Many educational gag order bills are vague in what’s off the table, but they still allow parents to raise objections that can result in disciplinary penalties, including the revocation of teaching licenses. This murky position leaves teachers divided on how they teach uncomfortable topics, especially in history and English classes.

Teachers are also losing advocating power as their labor unions, including the Michigan Education Association, shed members and revenue across the country. Since the passage of right-to-work legislation in 2012, Michigan corporations and government agencies cannot require employees to join or pay dues to unions. This means that unions, now largely optional, don’t have the same formerly reliable foundation of workers. Employers now have more opportunities to attack union membership, and dissuaded employees can now leave if they don’t agree with the union’s more specific political opinions.

As seen on the University of Michigan’s own campus, many unionized educators find that they ought to earn more respect and compensation than what their administrators have given them. This has serious consequences for instructors and students alike, indeed from the impact of strikes and fewer education degrees, but also because teachers who cannot advocate for themselves cannot do so for their students.

The exponential growth of charter schools, which are technically public schools that can nonetheless contract private companies to manage and hire teachers, has also muddled the playing field for teachers. Although these “public school academies,” another name for charters, must follow their state’s regulations such as the processes for teacher certification, they often pay educators less and have lower rates of union membership.

In a win for organized labor, Michigan’s Senate Bill 0034 will repeal the right-to-work statute when it goes into effect on March 30 of next year. Teacher unions around the state support the bill despite their meager gains from the legislation. Thanks to the United States Supreme Court’s 2018 decision that excuses non-unionized government employees from paying union dues, public education is still a right-to-work sector unless their ruling is overturned.

Despite this setback, recent legislation in Michigan stimulates the education field and works to get educators in front of students. For example, House Bill 4294 temporarily permits school staff to substitute teach, and Gov. Gretchen Whitmer’s Funding Michigan Future Educator Fellowships provide up to $10,000 in tuition and $9,600 stipends every semester for student teachers.

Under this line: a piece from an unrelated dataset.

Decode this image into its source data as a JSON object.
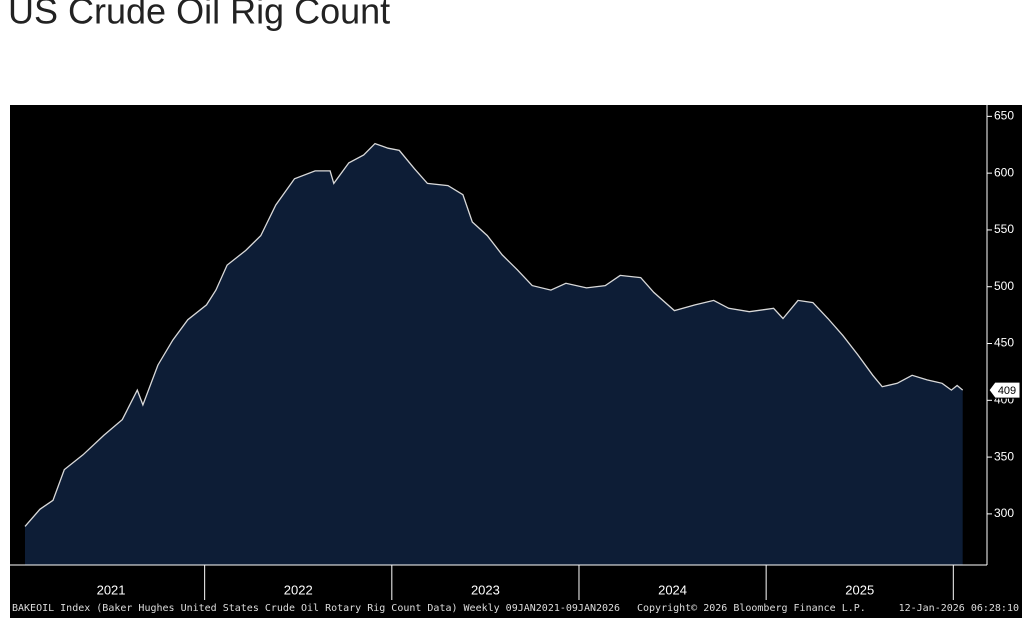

These incentives are solid first steps, but they are still Band-Aids on the deeper problems in public schools. Until teachers earn robust salaries that reflect their applied time, effort and emotional labor and until they can truly advocate for themselves against adversarial administrations and paranoid parents, there will not be enough qualified instructors in Michigan’s schools.

To solve these problems would be a complex feat of economics, sociology and compromise. The polarization surrounding the topics of state budgets and inclusive curricula will likely only escalate and hinder a stable educational system. Nevertheless, Gov. Whitmer and Michigan lawmakers should fight for salaries, more than simple bonuses, and protect access to nuanced instruction. Hopefully, as debate simmers about the critical role of public education, the state and the nation as a whole will come to recognize the importance of high-quality educators in that system.

Making teachers feel stable and appreciated in their jobs is not solely a policy issue — although it is a great idea to vote and call local representatives to support schools and their faculty. But members of a community can also attend school board meetings, volunteer at school-sponsored events and take opportunities to meet with teachers. If you’re home for the summer, check in with your old school to get involved or just to reach out to that special teacher. Taking the time to interact with a community is key to fostering trust and understanding, two things schools today desperately need.